1.truncatechars_htmlDoes it truncate Chinese characters? How does it calculate the length?Yes,truncatechars_htmlCan correctly truncate Chinese characters.It is based on 'characters' rather than 'bytes' when calculating the length.This means that a Chinese character and an English letter will both be counted as 1 character, ensuring consistency and accuracy in length when slicing in multi-language environments.

2. If the visible character length of the content itself is less than the length I set, will it also add “…”?No.truncatechars_htmlVery intelligent, an ellipsis “…” will be added at the end of the truncated content only when the actual content extracted (i.e., the visible character length of the original content exceeds the length you set).If the original content is relatively short and does not reach the length you set, it will be output as is, without unnecessarily adding an ellipsis.

3.truncatechars_htmlandtruncatewords_htmlWhat is the difference?
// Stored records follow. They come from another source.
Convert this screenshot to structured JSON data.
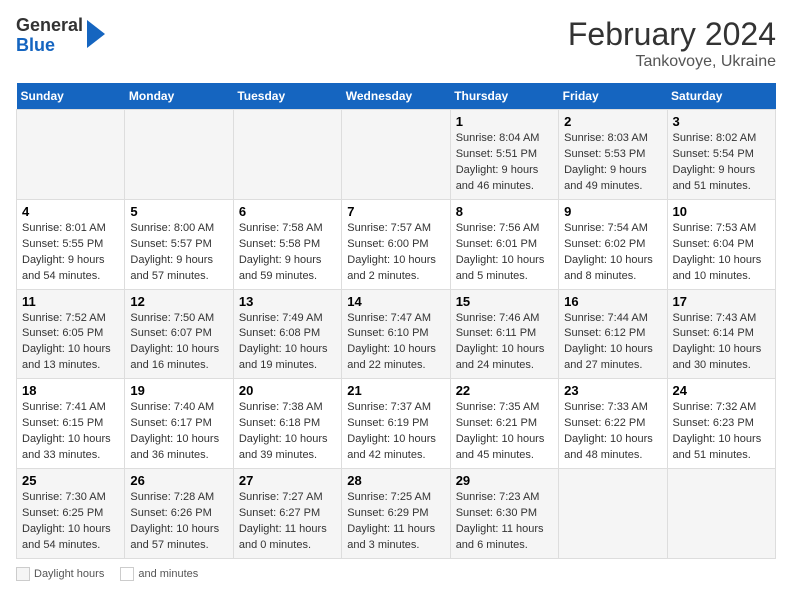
{
  "header": {
    "logo_general": "General",
    "logo_blue": "Blue",
    "title": "February 2024",
    "subtitle": "Tankovoye, Ukraine"
  },
  "calendar": {
    "days_of_week": [
      "Sunday",
      "Monday",
      "Tuesday",
      "Wednesday",
      "Thursday",
      "Friday",
      "Saturday"
    ],
    "weeks": [
      [
        {
          "day": "",
          "info": ""
        },
        {
          "day": "",
          "info": ""
        },
        {
          "day": "",
          "info": ""
        },
        {
          "day": "",
          "info": ""
        },
        {
          "day": "1",
          "info": "Sunrise: 8:04 AM\nSunset: 5:51 PM\nDaylight: 9 hours and 46 minutes."
        },
        {
          "day": "2",
          "info": "Sunrise: 8:03 AM\nSunset: 5:53 PM\nDaylight: 9 hours and 49 minutes."
        },
        {
          "day": "3",
          "info": "Sunrise: 8:02 AM\nSunset: 5:54 PM\nDaylight: 9 hours and 51 minutes."
        }
      ],
      [
        {
          "day": "4",
          "info": "Sunrise: 8:01 AM\nSunset: 5:55 PM\nDaylight: 9 hours and 54 minutes."
        },
        {
          "day": "5",
          "info": "Sunrise: 8:00 AM\nSunset: 5:57 PM\nDaylight: 9 hours and 57 minutes."
        },
        {
          "day": "6",
          "info": "Sunrise: 7:58 AM\nSunset: 5:58 PM\nDaylight: 9 hours and 59 minutes."
        },
        {
          "day": "7",
          "info": "Sunrise: 7:57 AM\nSunset: 6:00 PM\nDaylight: 10 hours and 2 minutes."
        },
        {
          "day": "8",
          "info": "Sunrise: 7:56 AM\nSunset: 6:01 PM\nDaylight: 10 hours and 5 minutes."
        },
        {
          "day": "9",
          "info": "Sunrise: 7:54 AM\nSunset: 6:02 PM\nDaylight: 10 hours and 8 minutes."
        },
        {
          "day": "10",
          "info": "Sunrise: 7:53 AM\nSunset: 6:04 PM\nDaylight: 10 hours and 10 minutes."
        }
      ],
      [
        {
          "day": "11",
          "info": "Sunrise: 7:52 AM\nSunset: 6:05 PM\nDaylight: 10 hours and 13 minutes."
        },
        {
          "day": "12",
          "info": "Sunrise: 7:50 AM\nSunset: 6:07 PM\nDaylight: 10 hours and 16 minutes."
        },
        {
          "day": "13",
          "info": "Sunrise: 7:49 AM\nSunset: 6:08 PM\nDaylight: 10 hours and 19 minutes."
        },
        {
          "day": "14",
          "info": "Sunrise: 7:47 AM\nSunset: 6:10 PM\nDaylight: 10 hours and 22 minutes."
        },
        {
          "day": "15",
          "info": "Sunrise: 7:46 AM\nSunset: 6:11 PM\nDaylight: 10 hours and 24 minutes."
        },
        {
          "day": "16",
          "info": "Sunrise: 7:44 AM\nSunset: 6:12 PM\nDaylight: 10 hours and 27 minutes."
        },
        {
          "day": "17",
          "info": "Sunrise: 7:43 AM\nSunset: 6:14 PM\nDaylight: 10 hours and 30 minutes."
        }
      ],
      [
        {
          "day": "18",
          "info": "Sunrise: 7:41 AM\nSunset: 6:15 PM\nDaylight: 10 hours and 33 minutes."
        },
        {
          "day": "19",
          "info": "Sunrise: 7:40 AM\nSunset: 6:17 PM\nDaylight: 10 hours and 36 minutes."
        },
        {
          "day": "20",
          "info": "Sunrise: 7:38 AM\nSunset: 6:18 PM\nDaylight: 10 hours and 39 minutes."
        },
        {
          "day": "21",
          "info": "Sunrise: 7:37 AM\nSunset: 6:19 PM\nDaylight: 10 hours and 42 minutes."
        },
        {
          "day": "22",
          "info": "Sunrise: 7:35 AM\nSunset: 6:21 PM\nDaylight: 10 hours and 45 minutes."
        },
        {
          "day": "23",
          "info": "Sunrise: 7:33 AM\nSunset: 6:22 PM\nDaylight: 10 hours and 48 minutes."
        },
        {
          "day": "24",
          "info": "Sunrise: 7:32 AM\nSunset: 6:23 PM\nDaylight: 10 hours and 51 minutes."
        }
      ],
      [
        {
          "day": "25",
          "info": "Sunrise: 7:30 AM\nSunset: 6:25 PM\nDaylight: 10 hours and 54 minutes."
        },
        {
          "day": "26",
          "info": "Sunrise: 7:28 AM\nSunset: 6:26 PM\nDaylight: 10 hours and 57 minutes."
        },
        {
          "day": "27",
          "info": "Sunrise: 7:27 AM\nSunset: 6:27 PM\nDaylight: 11 hours and 0 minutes."
        },
        {
          "day": "28",
          "info": "Sunrise: 7:25 AM\nSunset: 6:29 PM\nDaylight: 11 hours and 3 minutes."
        },
        {
          "day": "29",
          "info": "Sunrise: 7:23 AM\nSunset: 6:30 PM\nDaylight: 11 hours and 6 minutes."
        },
        {
          "day": "",
          "info": ""
        },
        {
          "day": "",
          "info": ""
        }
      ]
    ]
  },
  "legend": {
    "daylight_label": "Daylight hours",
    "and_minutes_label": "and minutes"
  }
}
Which one should I choose?These are both used as filters for safely extracting HTML content, the main difference being the unit they extract:

  • truncatechars_html: ByCharacterTruncate length.It will start counting visible characters from the beginning and safely truncate after reaching the specified length.Even if the truncation point is in the middle of a word, it will retain the part before and add an ellipsis.
  • truncatewords_html: BywordsQuantity extraction.It will calculate the number of visible words, and safely truncate after reaching the specified number of words.This method ensures that the content截取 ends with a complete word. Choose which one depends on your specific needs.truncatechars_htmlIt may be more suitable. If you attach more importance to the semantic integrity of the content, and hope that the summary always ends with a complete word,truncatewords_htmlthis would be a better choice.